Calcium-sensing receptor antagonist NPS-2143 suppresses proliferation and invasion of gastric cancer cells

• Published in: Cancer gene therapy Vol. 27; no. 7-8; pp. 548 - 557
• Main Authors: Zhang, Zong-Lin, Li, Zheng-Rong, Li, Jun-Sheng, Wang, Su-Rong
• Format: Journal Article
• Language: English
• Published: New York Nature Publishing Group US 01.08.2020; Nature Publishing Group
• Subjects: 1-Phosphatidylinositol 3-kinase; 13; 13/2; 13/31; 13/95; 14/63; 38/1; 38/109; 38/89; 631/67/1059/153; 631/67/1504/1829; AKT protein; Antitumor activity; Apoptosis; BAX protein; Bcl-2 protein; Biomedical and Life Sciences; Biomedicine; Calcium antagonists; Calcium-sensing receptors; Cancer cells; Caspase-3; Cell growth; Cell migration; Cell proliferation; Cyclin D1; Drug therapy; Flow cytometry; Gastric cancer; Gene Expression; Gene Therapy; Genetic aspects; Health aspects; Immunohistochemistry; Membrane proteins; Motility; Physiological aspects; Rapamycin; Signal transduction; Stomach cancer; TOR protein; Western blotting; China
• ISSN: 0929-1903; 1476-5500
• DOI: 10.1038/s41417-019-0128-4

NPS-2143 is a calcium-sensing receptor (CaSR) antagonist that has been demonstrated to possess anticancer activity. To date, the effects of NPS-2143 on gastric cancer (GC) cell growth, motility, and apoptosis have not been investigated. In the present study, we firstly investigated the expression of CaSR in GC tissues using immunohistochemistry and western blotting. Then Cell Counting Kit-8 and colony formation assays were conducted to explore the effect of the NPS-2143 on the proliferation of GC cell line AGS. Transwell invasion and migration assays were performed to test the effect of NPS-2143 on AGS cell motility. We determined the percentage of apoptotic cells by flow cytometry and explored the changes of apoptosis-related protein by western blotting.

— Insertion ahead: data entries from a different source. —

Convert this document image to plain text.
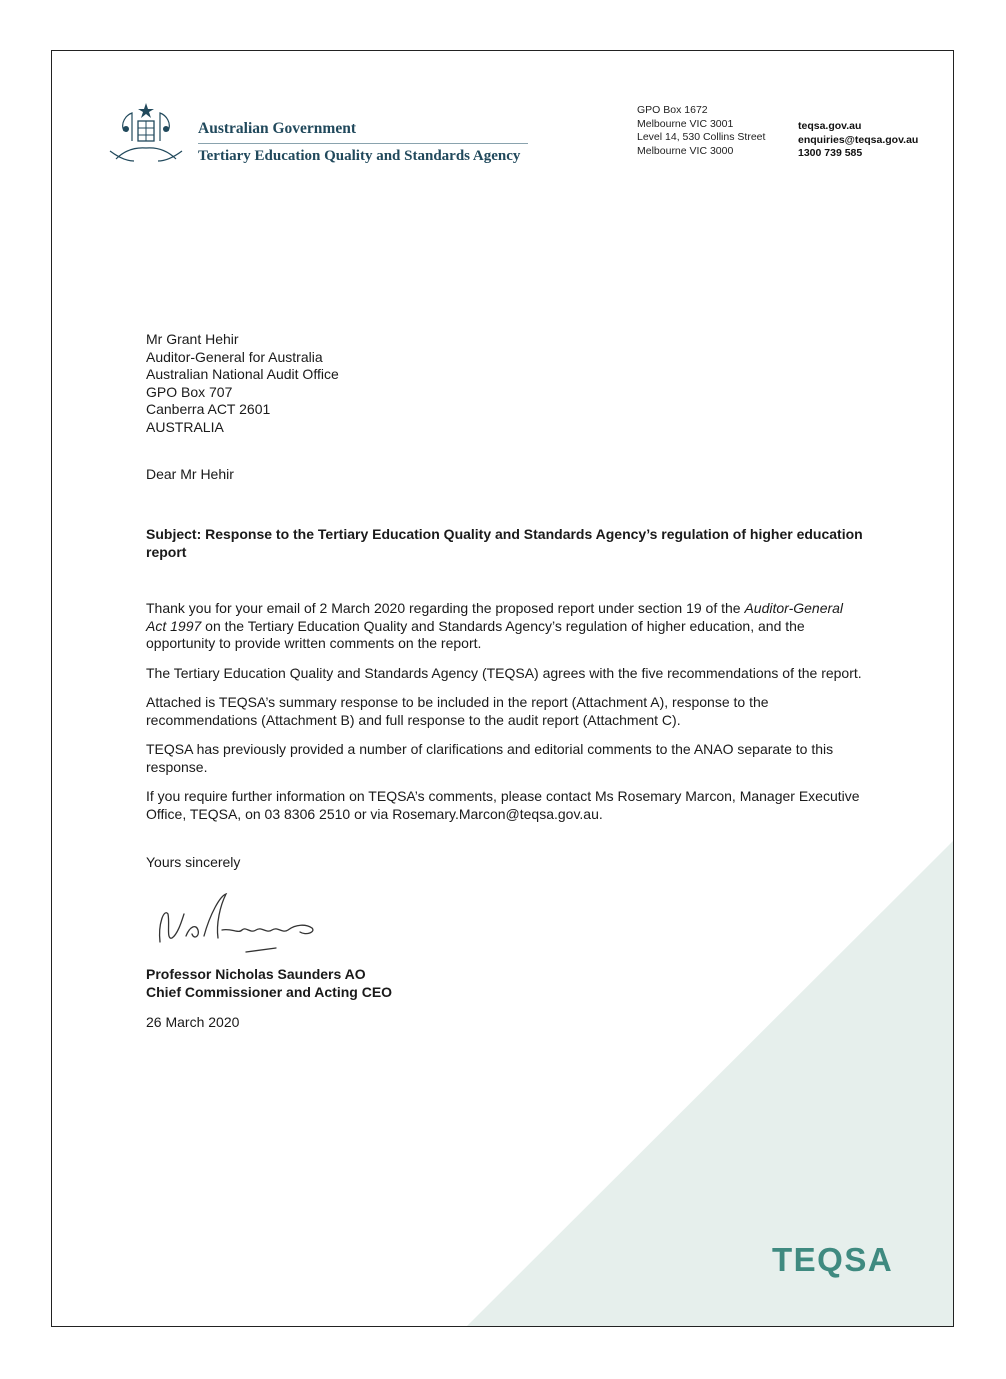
Australian Government
Tertiary Education Quality and Standards Agency
GPO Box 1672
Melbourne VIC 3001
Level 14, 530 Collins Street
Melbourne VIC 3000
teqsa.gov.au
enquiries@teqsa.gov.au
1300 739 585
Mr Grant Hehir
Auditor-General for Australia
Australian National Audit Office
GPO Box 707
Canberra ACT 2601
AUSTRALIA
Dear Mr Hehir
Subject: Response to the Tertiary Education Quality and Standards Agency’s regulation of higher education report

Thank you for your email of 2 March 2020 regarding the proposed report under section 19 of the Auditor-General Act 1997 on the Tertiary Education Quality and Standards Agency’s regulation of higher education, and the opportunity to provide written comments on the report.

The Tertiary Education Quality and Standards Agency (TEQSA) agrees with the five recommendations of the report.

Attached is TEQSA’s summary response to be included in the report (Attachment A), response to the recommendations (Attachment B) and full response to the audit report (Attachment C).

TEQSA has previously provided a number of clarifications and editorial comments to the ANAO separate to this response.

If you require further information on TEQSA’s comments, please contact Ms Rosemary Marcon, Manager Executive Office, TEQSA, on 03 8306 2510 or via Rosemary.Marcon@teqsa.gov.au.

Yours sincerely
Professor Nicholas Saunders AO
Chief Commissioner and Acting CEO
26 March 2020
TEQSA
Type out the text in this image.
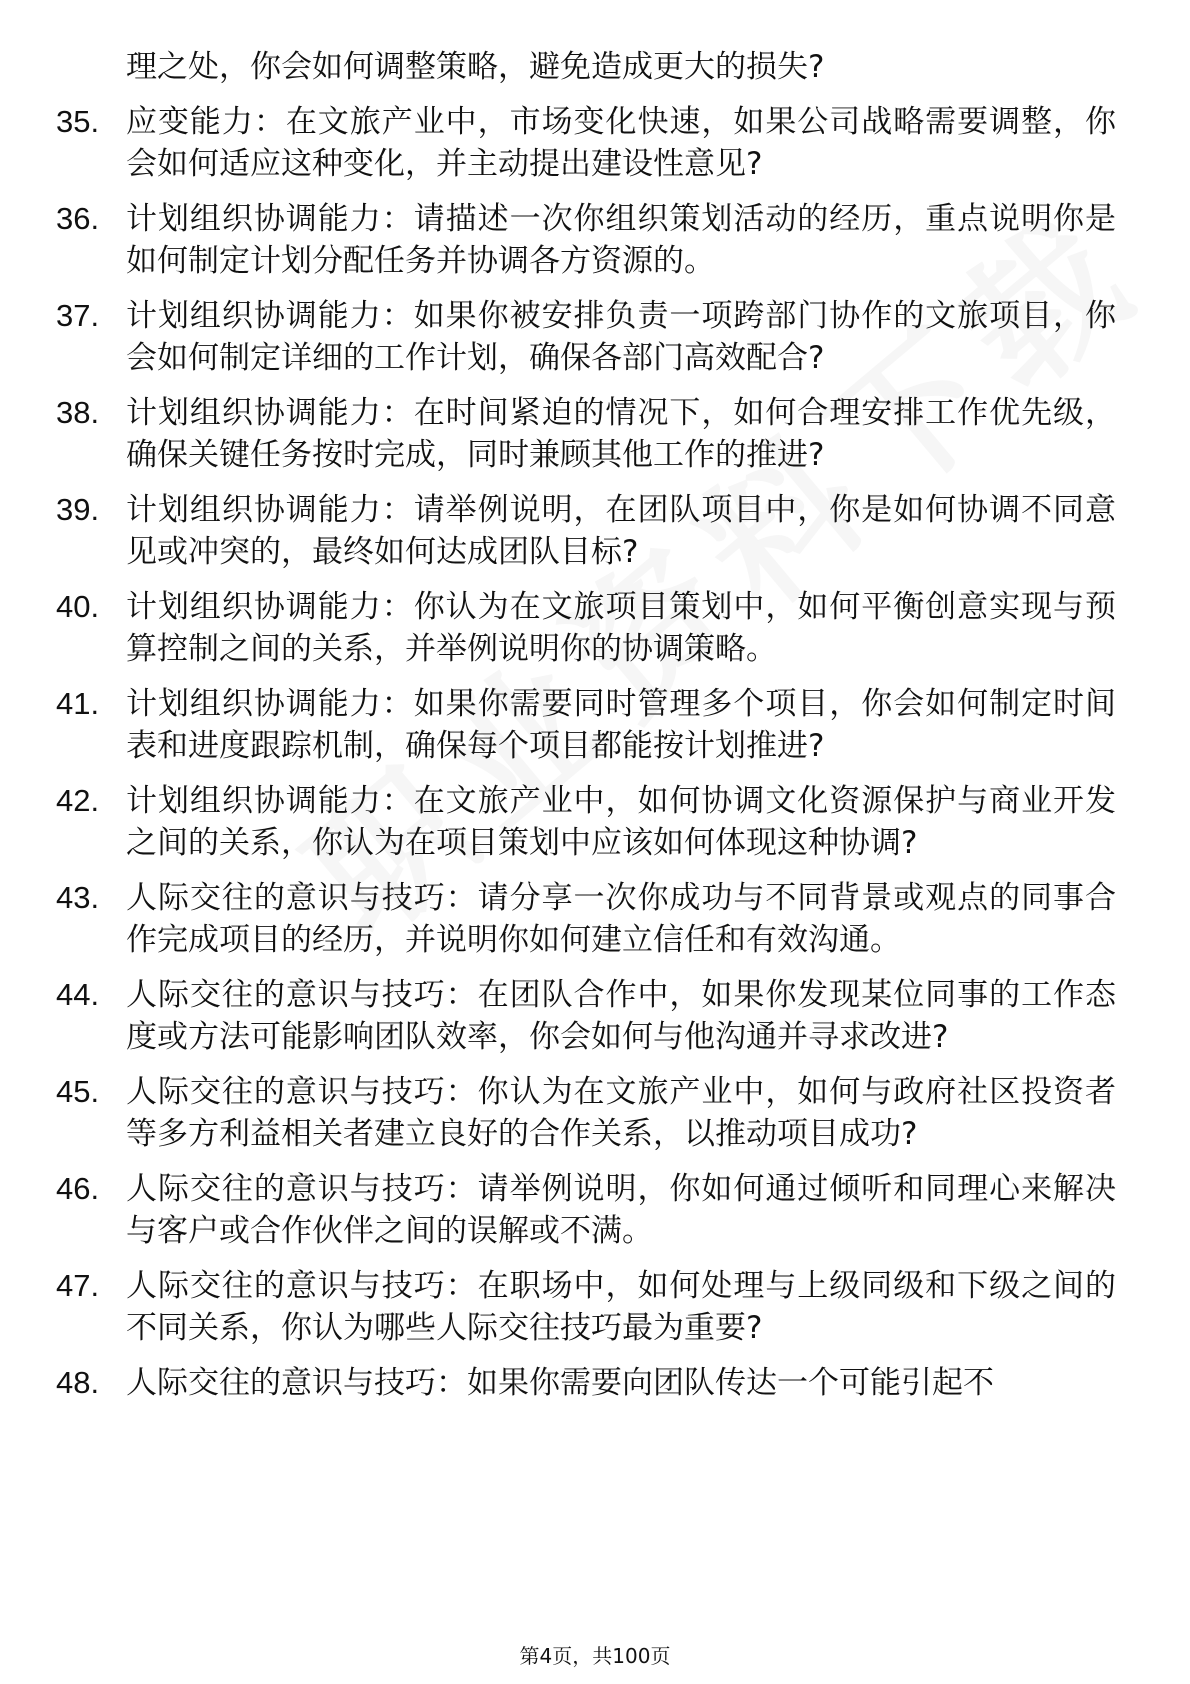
理之处，你会如何调整策略，避免造成更大的损失?
35. 应变能力：在文旅产业中，市场变化快速，如果公司战略需要调整，你会如何适应这种变化，并主动提出建设性意见?
36. 计划组织协调能力：请描述一次你组织策划活动的经历，重点说明你是如何制定计划分配任务并协调各方资源的。
37. 计划组织协调能力：如果你被安排负责一项跨部门协作的文旅项目，你会如何制定详细的工作计划，确保各部门高效配合?
38. 计划组织协调能力：在时间紧迫的情况下，如何合理安排工作优先级，确保关键任务按时完成，同时兼顾其他工作的推进?
39. 计划组织协调能力：请举例说明，在团队项目中，你是如何协调不同意见或冲突的，最终如何达成团队目标?
40. 计划组织协调能力：你认为在文旅项目策划中，如何平衡创意实现与预算控制之间的关系，并举例说明你的协调策略。
41. 计划组织协调能力：如果你需要同时管理多个项目，你会如何制定时间表和进度跟踪机制，确保每个项目都能按计划推进?
42. 计划组织协调能力：在文旅产业中，如何协调文化资源保护与商业开发之间的关系，你认为在项目策划中应该如何体现这种协调?
43. 人际交往的意识与技巧：请分享一次你成功与不同背景或观点的同事合作完成项目的经历，并说明你如何建立信任和有效沟通。
44. 人际交往的意识与技巧：在团队合作中，如果你发现某位同事的工作态度或方法可能影响团队效率，你会如何与他沟通并寻求改进?
45. 人际交往的意识与技巧：你认为在文旅产业中，如何与政府社区投资者等多方利益相关者建立良好的合作关系，以推动项目成功?
46. 人际交往的意识与技巧：请举例说明，你如何通过倾听和同理心来解决与客户或合作伙伴之间的误解或不满。
47. 人际交往的意识与技巧：在职场中，如何处理与上级同级和下级之间的不同关系，你认为哪些人际交往技巧最为重要?
48. 人际交往的意识与技巧：如果你需要向团队传达一个可能引起不
第4页，共100页
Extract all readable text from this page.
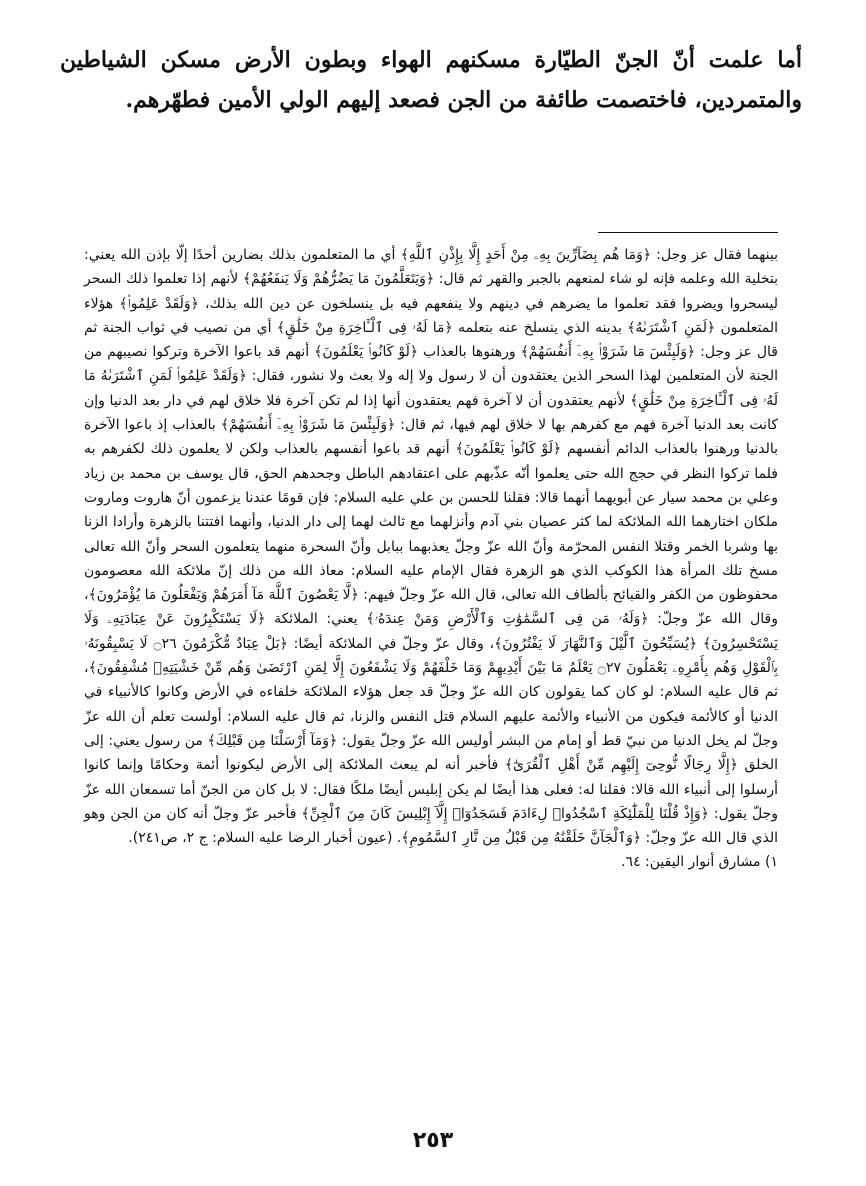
أما علمت أنّ الجنّ الطيّارة مسكنهم الهواء وبطون الأرض مسكن الشياطين والمتمردين، فاختصمت طائفة من الجن فصعد إليهم الولي الأمين فطهّرهم.

بينهما فقال عز وجل: ﴿وَمَا هُم بِضَآرِّينَ بِهِۦ مِنْ أَحَدٍ إِلَّا بِإِذْنِ ٱللَّهِ﴾ أي ما المتعلمون بذلك بضارين أحدًا إلّا بإذن الله يعني: بتخلية الله وعلمه فإنه لو شاء لمنعهم بالجبر والقهر ثم قال: ﴿وَيَتَعَلَّمُونَ مَا يَضُرُّهُمْ وَلَا يَنفَعُهُمْ﴾ لأنهم إذا تعلموا ذلك السحر ليسحروا ويضروا فقد تعلموا ما يضرهم في دينهم ولا ينفعهم فيه بل ينسلخون عن دين الله بذلك، ﴿وَلَقَدْ عَلِمُوا۟﴾ هؤلاء المتعلمون ﴿لَمَنِ ٱشْتَرَىٰهُ﴾ بدينه الذي ينسلخ عنه بتعلمه ﴿مَا لَهُۥ فِى ٱلْـَٔاخِرَةِ مِنْ خَلَٰقٍ﴾ أي من نصيب في ثواب الجنة ثم قال عز وجل: ﴿وَلَبِئْسَ مَا شَرَوْا۟ بِهِۦٓ أَنفُسَهُمْ﴾ ورهنوها بالعذاب ﴿لَوْ كَانُوا۟ يَعْلَمُونَ﴾ أنهم قد باعوا الآخرة وتركوا نصيبهم من الجنة لأن المتعلمين لهذا السحر الذين يعتقدون أن لا رسول ولا إله ولا بعث ولا نشور، فقال: ﴿وَلَقَدْ عَلِمُوا۟ لَمَنِ ٱشْتَرَىٰهُ مَا لَهُۥ فِى ٱلْـَٔاخِرَةِ مِنْ خَلَٰقٍ﴾ لأنهم يعتقدون أن لا آخرة فهم يعتقدون أنها إذا لم تكن آخرة فلا خلاق لهم في دار بعد الدنيا وإن كانت بعد الدنيا آخرة فهم مع كفرهم بها لا خلاق لهم فيها، ثم قال: ﴿وَلَبِئْسَ مَا شَرَوْا۟ بِهِۦٓ أَنفُسَهُمْ﴾ بالعذاب إذ باعوا الآخرة بالدنيا ورهنوا بالعذاب الدائم أنفسهم ﴿لَوْ كَانُوا۟ يَعْلَمُونَ﴾ أنهم قد باعوا أنفسهم بالعذاب ولكن لا يعلمون ذلك لكفرهم به فلما تركوا النظر في حجج الله حتى يعلموا أنّه عذّبهم على اعتقادهم الباطل وجحدهم الحق، قال يوسف بن محمد بن زياد وعلي بن محمد سيار عن أبويهما أنهما قالا: فقلنا للحسن بن علي عليه السلام: فإن قومًا عندنا يزعمون أنّ هاروت وماروت ملكان اختارهما الله الملائكة لما كثر عصيان بني آدم وأنزلهما مع ثالث لهما إلى دار الدنيا، وأنهما افتتنا بالزهرة وأرادا الزنا بها وشربا الخمر وقتلا النفس المحرّمة وأنّ الله عزّ وجلّ يعذبهما ببابل وأنّ السحرة منهما يتعلمون السحر وأنّ الله تعالى مسخ تلك المرأة هذا الكوكب الذي هو الزهرة فقال الإمام عليه السلام: معاذ الله من ذلك إنّ ملائكة الله معصومون محفوظون من الكفر والقبائح بألطاف الله تعالى، قال الله عزّ وجلّ فيهم: ﴿لَّا يَعْصُونَ ٱللَّهَ مَآ أَمَرَهُمْ وَيَفْعَلُونَ مَا يُؤْمَرُونَ﴾، وقال الله عزّ وجلّ: ﴿وَلَهُۥ مَن فِى ٱلسَّمَٰوَٰتِ وَٱلْأَرْضِ وَمَنْ عِندَهُۥ﴾ يعني: الملائكة ﴿لَا يَسْتَكْبِرُونَ عَنْ عِبَادَتِهِۦ وَلَا يَسْتَحْسِرُونَ﴾ ﴿يُسَبِّحُونَ ٱلَّيْلَ وَٱلنَّهَارَ لَا يَفْتُرُونَ﴾، وقال عزّ وجلّ في الملائكة أيضًا: ﴿بَلْ عِبَادٌ مُّكْرَمُونَ ۝٢٦ لَا يَسْبِقُونَهُۥ بِٱلْقَوْلِ وَهُم بِأَمْرِهِۦ يَعْمَلُونَ ۝٢٧ يَعْلَمُ مَا بَيْنَ أَيْدِيهِمْ وَمَا خَلْفَهُمْ وَلَا يَشْفَعُونَ إِلَّا لِمَنِ ٱرْتَضَىٰ وَهُم مِّنْ خَشْيَتِهِۦ مُشْفِقُونَ﴾، ثم قال عليه السلام: لو كان كما يقولون كان الله عزّ وجلّ قد جعل هؤلاء الملائكة خلفاءه في الأرض وكانوا كالأنبياء في الدنيا أو كالأئمة فيكون من الأنبياء والأئمة عليهم السلام قتل النفس والزنا، ثم قال عليه السلام: أولست تعلم أن الله عزّ وجلّ لم يخل الدنيا من نبيّ قط أو إمام من البشر أوليس الله عزّ وجلّ يقول: ﴿وَمَآ أَرْسَلْنَا مِن قَبْلِكَ﴾ من رسول يعني: إلى الخلق ﴿إِلَّا رِجَالًا نُّوحِىٓ إِلَيْهِم مِّنْ أَهْلِ ٱلْقُرَىٰٓ﴾ فأخبر أنه لم يبعث الملائكة إلى الأرض ليكونوا أئمة وحكامًا وإنما كانوا أرسلوا إلى أنبياء الله قالا: فقلنا له: فعلى هذا أيضًا لم يكن إبليس أيضًا ملكًا فقال: لا بل كان من الجنّ أما تسمعان الله عزّ وجلّ يقول: ﴿وَإِذْ قُلْنَا لِلْمَلَٰٓئِكَةِ ٱسْجُدُوا۟ لِءَادَمَ فَسَجَدُوٓا۟ إِلَّآ إِبْلِيسَ كَانَ مِنَ ٱلْجِنِّ﴾ فأخبر عزّ وجلّ أنه كان من الجن وهو الذي قال الله عزّ وجلّ: ﴿وَٱلْجَآنَّ خَلَقْنَٰهُ مِن قَبْلُ مِن نَّارِ ٱلسَّمُومِ﴾. (عيون أخبار الرضا عليه السلام: ج ٢، ص٢٤١).

١) مشارق أنوار اليقين: ٦٤.

٢٥٣
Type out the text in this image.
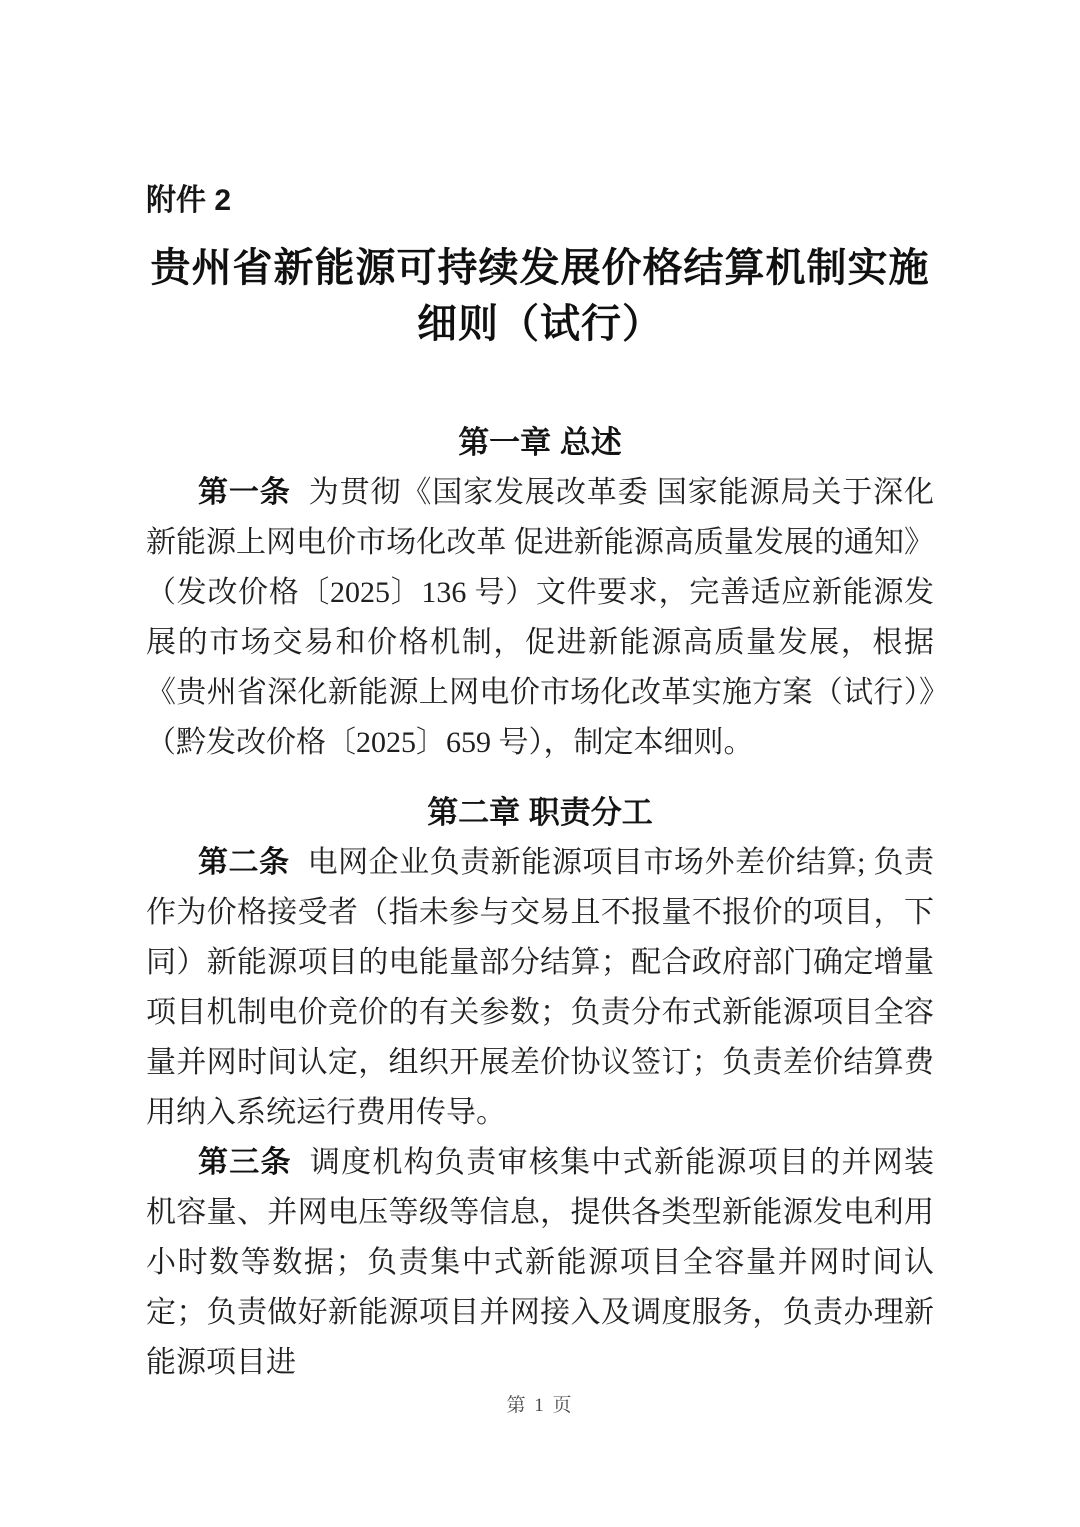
附件 2
贵州省新能源可持续发展价格结算机制实施
细则（试行）
第一章 总述

第一条 为贯彻《国家发展改革委 国家能源局关于深化新能源上网电价市场化改革 促进新能源高质量发展的通知》（发改价格〔2025〕136 号）文件要求，完善适应新能源发展的市场交易和价格机制，促进新能源高质量发展，根据《贵州省深化新能源上网电价市场化改革实施方案（试行）》（黔发改价格〔2025〕659 号），制定本细则。

第二章 职责分工

第二条 电网企业负责新能源项目市场外差价结算; 负责作为价格接受者（指未参与交易且不报量不报价的项目，下同）新能源项目的电能量部分结算；配合政府部门确定增量项目机制电价竞价的有关参数；负责分布式新能源项目全容量并网时间认定，组织开展差价协议签订；负责差价结算费用纳入系统运行费用传导。

第三条 调度机构负责审核集中式新能源项目的并网装机容量、并网电压等级等信息，提供各类型新能源发电利用小时数等数据；负责集中式新能源项目全容量并网时间认定；负责做好新能源项目并网接入及调度服务，负责办理新能源项目进

第 1 页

Furthermore, we constructed a CaSR knockdown AGS cell line to determine whether NPS-2143 acted via inhibition of CaSR. We found that the protein expression level of CaSR was higher in GC tissues compared with the paired adjacent normal tissues. In addition, NPS-2143 treatment caused an inhibitory effect on the proliferation, invasion, and migration of AGS cells and a promoting effect on AGS apoptosis. The expression of Bcl-2 was decreased while the levels of Bax and active caspase 3 were enhanced in AGS cells after NPS-2143 treatment. Mechanistically, NPS-2143 lead to a significant decrease in the expression of phosphorylated (p)-AKT, phosphorylated mechanistic target of rapamycin (p-mTOR), p70, and cyclin D1. Knockdown of CaSR also suppressed cell proliferation, invasion, and migration and promoted cell apoptosis. No significant difference was observed between CaSR-silenced AGS cells with and without NPS-2143 treatment. These results confirmed that NPS-2143 has an inhibitory influence on AGS cell growth via inhibiting CaSR, which then suppresses the PI3K/Akt signaling pathway.